In May 1996, Sandvick, Bragg, LaCrosse, and Haughton purchased three, 5-year oil and gas leases in North Dakota. The leases were known as the “Horn leases.” Empire Oil Company, owned by LaCrosse, held record title to the leases.

In November 2000, Haughton and LaCrosse purchased three oil and gas leases on the Horn property. These leases were referred to as the “Horn Top Leases” and were set to begin at the expiration of the initial Horn Leases.

Prior to purchasing the top leases, LaCrosse and Haughton twice offered to purchase Sandvick’s and Bragg’s interests in the Horn leases, but Sandvick and Bragg refused. Haughton testified he did not inform either Sandvick or Bragg that he and LaCrosse had purchased the top leases.

Sandvick and Bragg then sued LaCrosse and Haughton, claiming they breached their fiduciary duties by not offering Sandvick and Bragg an opportunity to purchase the top leases with them.

The District Court dismissed the complaint, holding that neither a partnership nor a joint venture existed.

(1) Did a partnership or a joint venture exist?
(2) If so, was a fiduciary duty breached?

(1) Yes, a joint venture.
(2) Yes.

Case reversed.

I. Partnership or Joint Venture:

(1) A partnership did NOT exist.

The crucial elements of a partnership are

1. an intention to be partners,
2. co-ownership of the business, and
3. a profit motive.

Under comment 1 to § 202 of the Revised Uniform Partnership Act, a “business” is defined as “a series of acts directed toward an end.”

  • Here, the parties were not co-owners of a business – they entered into the leases for a set period of time and their activity, rather than being a series of acts, was limited to that occurrence.
  • Also, their intention was to try to sell the leases, and the parties were involved in other oil and gas related undertakings with various other parties.

(2) A joint venture DID exist:

For a business enterprise to constitute a joint venture, the following four elements must be present:

1. contribution by the parties of money, property, time, or skill in some common undertaking, but the contributions need not be equal or of the same nature;
2. a proprietary interest and right of mutual control over the engaged property;
3. an express or implied agreement for the sharing of profits, and usually, but not necessarily, of losses; and
4. an express or implied contract showing a joint venture was formed.

Here, the court held that because the leases were purchased out of the parties’ checking account funds in equal shares, they were titled in Empire Oil’s name rather than each of the parties’ names, and profits were going to be shared if the leases were sold, a joint venture did exist.

II. Breach of Fiduciary Duty

Principles of partnership law apply to the joint venture relationship – a partner owes duties of loyalty and care to the other partners.

The duty of loyalty:

a.

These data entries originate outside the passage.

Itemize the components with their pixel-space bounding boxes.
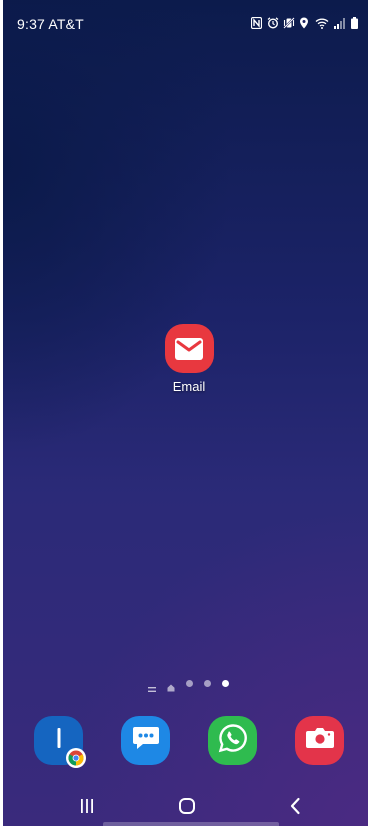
- whatsapp-app[interactable]: [208, 716, 257, 765]
- location-icon: [299, 17, 310, 29]
- battery-icon: [351, 17, 358, 29]
- nfc-icon: [251, 17, 262, 29]
- recents-icon: [79, 798, 95, 819]
- email-icon: [164, 324, 214, 373]
- navigation-bar: [3, 790, 368, 826]
- status-bar: 9:37 AT&T: [3, 0, 368, 44]
- whatsapp-icon: [218, 723, 248, 758]
- internet-icon: [54, 726, 64, 755]
- home-button[interactable]: [177, 797, 197, 820]
- recents-button[interactable]: [77, 798, 97, 818]
- app-label: Email: [172, 379, 206, 394]
- camera-icon: [305, 726, 335, 755]
- home-page-icon: [167, 679, 175, 692]
- back-button[interactable]: [285, 797, 305, 820]
- status-icons: [251, 17, 358, 29]
- page-dot: [204, 679, 211, 687]
- status-time-carrier: 9:37 AT&T: [17, 16, 84, 32]
- vibrate-mute-icon: [283, 17, 295, 29]
- back-icon: [289, 797, 301, 820]
- home-icon: [178, 797, 196, 820]
- alarm-icon: [267, 17, 279, 29]
- dock: [3, 716, 368, 768]
- gesture-handle: [103, 822, 279, 826]
- signal-icon: [334, 17, 346, 29]
- app-email[interactable]: Email: [156, 324, 222, 394]
- page-indicator[interactable]: [148, 679, 229, 692]
- camera-app[interactable]: [295, 716, 344, 765]
- page-dot: [186, 679, 193, 687]
- home-screen: 9:37 AT&T Email: [3, 0, 368, 826]
- messages-app[interactable]: [121, 716, 170, 765]
- chrome-icon: [66, 748, 86, 768]
- wifi-icon: [315, 17, 329, 29]
- messages-icon: [132, 725, 160, 756]
- page-dot-active: [222, 679, 229, 687]
- internet-app[interactable]: [34, 716, 86, 768]
- menu-lines-icon: [148, 680, 156, 692]
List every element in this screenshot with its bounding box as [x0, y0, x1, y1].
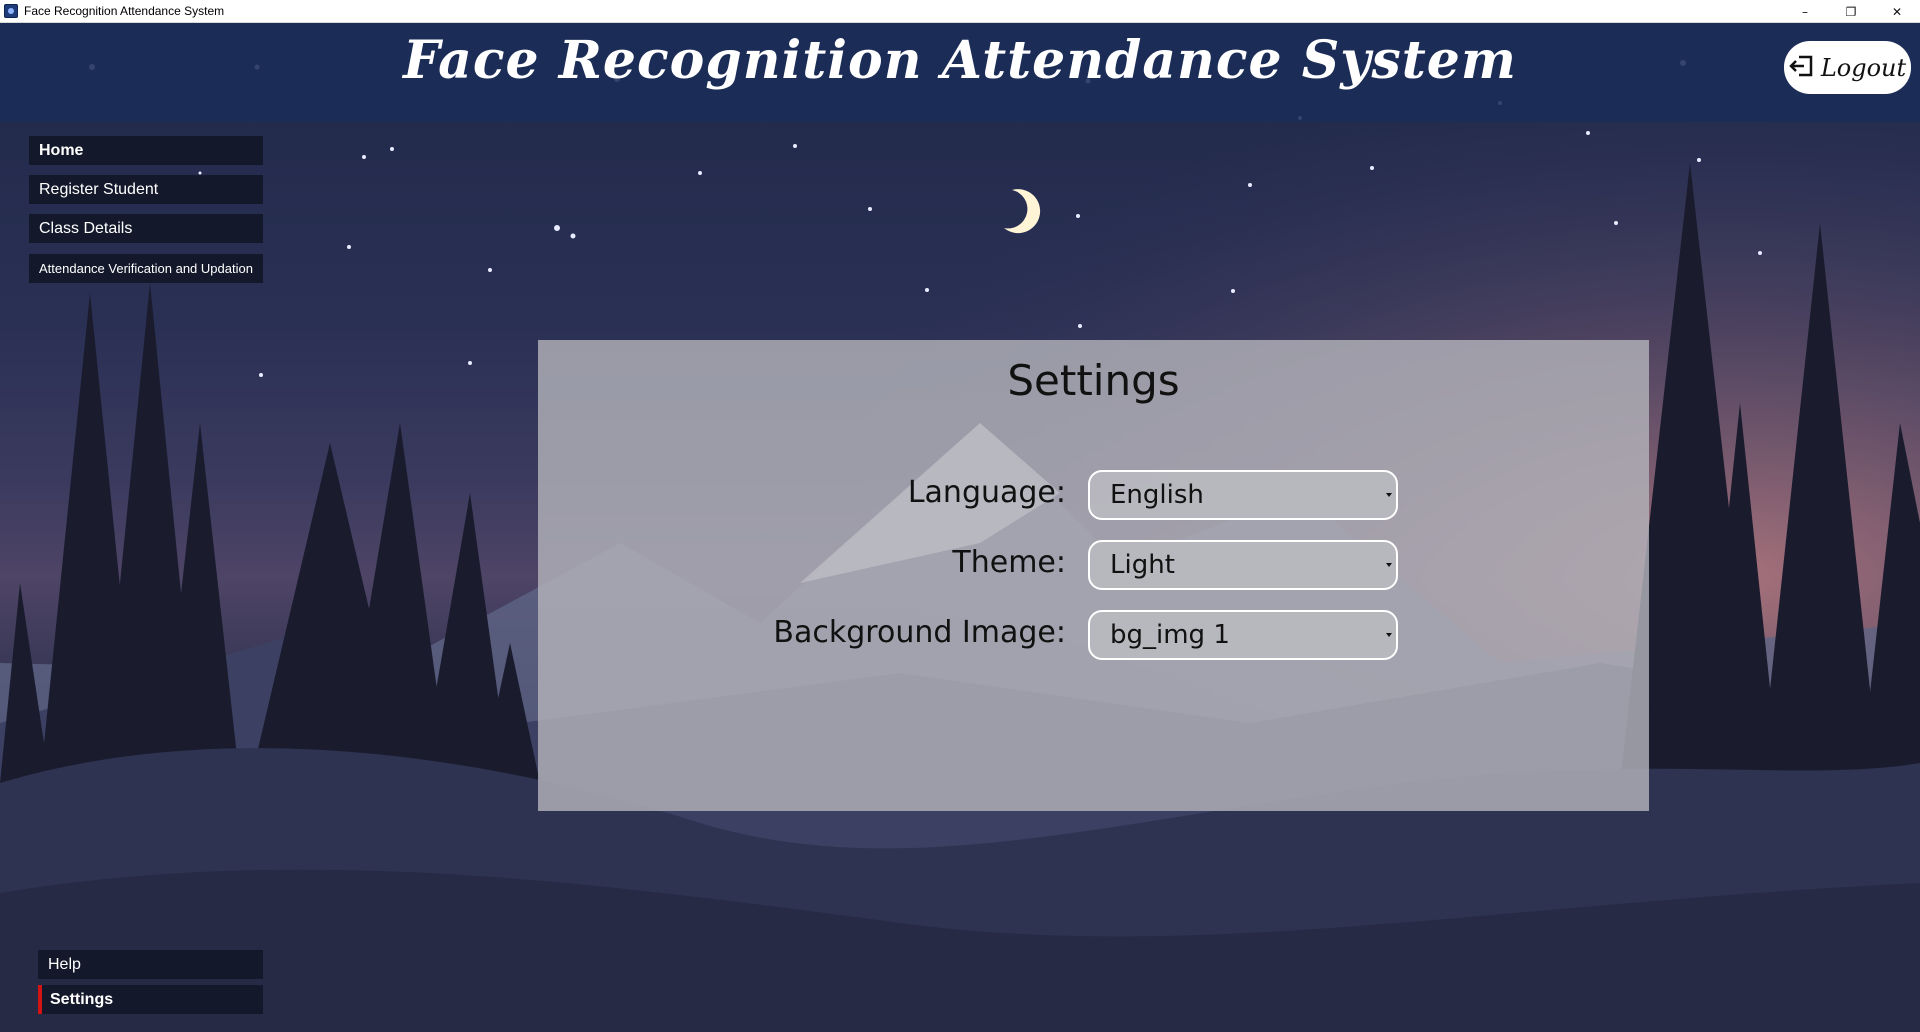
window-title: Face Recognition Attendance System: [24, 4, 225, 18]
logout-label: Logout: [1820, 53, 1907, 82]
chevron-down-icon: [1386, 563, 1392, 567]
theme-label: Theme:: [952, 545, 1066, 580]
sidebar-item-register-student[interactable]: Register Student: [29, 175, 263, 204]
settings-title: Settings: [1007, 356, 1180, 405]
sidebar-item-attendance-verification[interactable]: Attendance Verification and Updation: [29, 254, 263, 283]
chevron-down-icon: [1386, 633, 1392, 637]
sidebar-item-home[interactable]: Home: [29, 136, 263, 165]
language-label: Language:: [907, 475, 1066, 510]
theme-select-value: Light: [1110, 550, 1175, 580]
app-icon: [4, 4, 18, 18]
background-image-select-value: bg_img 1: [1110, 620, 1230, 650]
sidebar-item-help[interactable]: Help: [38, 950, 263, 979]
window-controls: – ❐ ✕: [1782, 0, 1920, 23]
logout-icon: [1789, 54, 1815, 82]
language-select[interactable]: English: [1088, 470, 1398, 520]
restore-button[interactable]: ❐: [1828, 0, 1874, 23]
language-select-value: English: [1110, 480, 1204, 510]
minimize-button[interactable]: –: [1782, 0, 1828, 23]
background-image-select[interactable]: bg_img 1: [1088, 610, 1398, 660]
app-title: Face Recognition Attendance System: [403, 30, 1517, 91]
sidebar-item-settings[interactable]: Settings: [38, 985, 263, 1014]
close-button[interactable]: ✕: [1874, 0, 1920, 23]
logout-button[interactable]: Logout: [1784, 41, 1911, 94]
chevron-down-icon: [1386, 493, 1392, 497]
sidebar-item-class-details[interactable]: Class Details: [29, 214, 263, 243]
background-image-label: Background Image:: [773, 615, 1066, 650]
settings-panel: Settings Language: English Theme: Light …: [538, 340, 1649, 811]
window-titlebar: Face Recognition Attendance System – ❐ ✕: [0, 0, 1920, 23]
theme-select[interactable]: Light: [1088, 540, 1398, 590]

To account to the partnership and hold as trustee for it any property, profit, or benefit derived by the partner in the conduct and winding up of the partnership business or derived from a use by the partner of partnership property, including the appropriation of a partnership opportunity;
b. To refrain from dealing with the partnership in the conduct or winding up of the partnership business as or on behalf of a party having an interest adverse to the partnership; and
c. To refrain from competing with the partnership in the conduct of the partnership business before the dissolution of the partnership.

Here, although the original Horn leases did not contain an extension or renewal provision, the top leases purchased by LaCrosse and Haughton were effectively extensions of the original Horn leases.

Because of this, they breached their fiduciary duties of loyalty by taking advantage of a joint venture opportunity when they purchased the top leases without informing Bragg and Sandvick.